Associazioni, istituzioni territoriali, il mondo dell’economia e dell’impresa, del sindacato si sono unite per dire "Sì" a l’Alta Velocità della Napoli-Bari. "Il sistema dei trasporti italiani ha bisogno anche di nuove infrastrutture – ha spiegato Roberto Della Seta, presidente nazionale di Legambiente capofila del comitato – per cambiare una realtà che condanna interi territori all’isolamento e che deve risvegliare delle "sindromi nimby" al contrario con alleanze per chiedere moderni collegamenti ferroviari".

"Siamo convinti – ha proseguito Della Seta – che l’Alta Velocità Napoli-Bari sia un’opera che, se realizzata, può rilanciare il tema delle infrastrutture al Sud, può restituire dignità agli spostamenti in ferrovia e valorizzare il sistema delle città e dei porti del mediterraneo come grande patrimonio culturale, sociale, ambientale. Ecco perché vale la pena lanciare un comitato "Si Tav", fare lobby perché questa infrastruttura entri tra i cantieri prioritari di questo Governo e riceva i soldi necessari per la sua costruzione".

Sulla Napoli-Bari c’è un accordo per l’avvio dei lavori tra le Regioni Campania e Puglia e le Ferrovie dello Stato, ma non un euro a disposizione.
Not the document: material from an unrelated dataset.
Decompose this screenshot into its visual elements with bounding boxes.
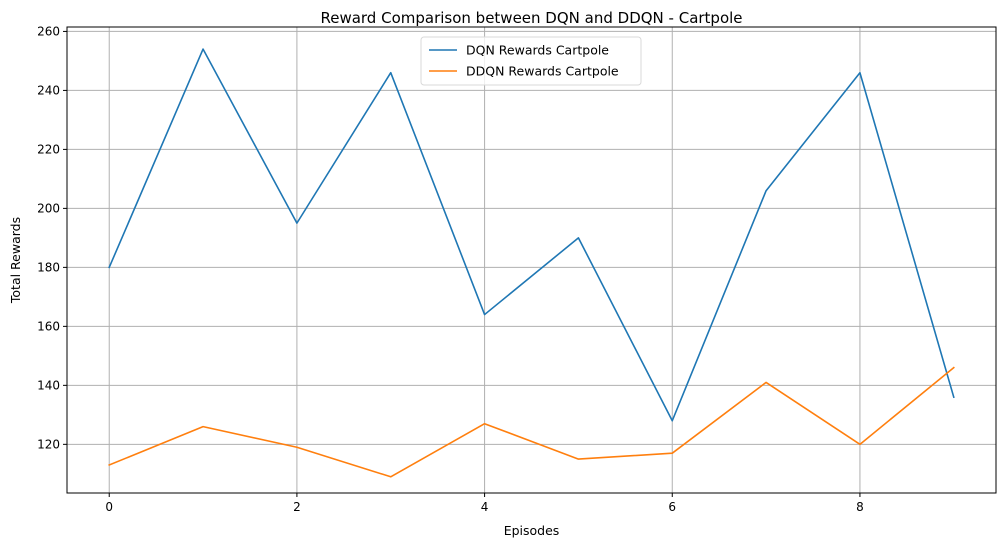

Il Governo ha infatti stabilito che non possono essere cantierate le opere non incluse nella "Legge Obiettivo" (l’elenco delle 250 infrastrutture strategiche stilato dal Governo Berlusconi) e prive dell’approvazione del Cipe. "Questa presa d’atto burocratica di scelte spesso anche strategicamente sbagliate prese dal governo Berlusconi è inaccettabile – sottolinea Della Seta – Il Paese rischia di ritrovarsi con centinaia di chilometri di nuove autostrade (Brebemi, Passante autostradale di Bologna, Corridoio Tirrenico, Pedemontana Lombarda solo per citare le più note) realizzati senza nessuna idea strategica di riorganizzazione del settore dei trasporti, con l’aggravante di un ulteriore aumento della mobilità su gomma e delle emissioni di CO2 in controtendenza rispetto a quanto l’Italia si è impegnata a realizzare con il Protocollo di Kyoto".

L’obiettivo del "Comitato Sì Tav" è collegare Napoli con Bari in 1 ora e 50 minuti (a fronte delle attuali 3h50′) e Roma con Bari in 3 ore (a fronte delle attuali 4h40′) attraverso la trasformazione dell’attuale linea con interventi di potenziamento e raddoppio dei binari laddove possibile, di nuove tratte per circa 150 chilometri.

"Ci sono tutte le condizioni perché questo intervento possa essere realizzato con le migliori attenzioni all’inserimento ambientale e paesaggistico, con la più diffusa informazione dei cittadini e delle comunità locali coinvolte – ha sottolineato Francesco Tarantini, presidente Legambiente Puglia – Proprio il consenso sull’opera deve rappresentare un’occasione per anticipare qualsiasi motivo di dissenso e mostrare come sia possibile uscire dalle sindromi Nimby ("not in my backyard", ossia "non nel mio giardino" o vicino a casa mia) che interessano grandi e piccole opere nel territorio italiano".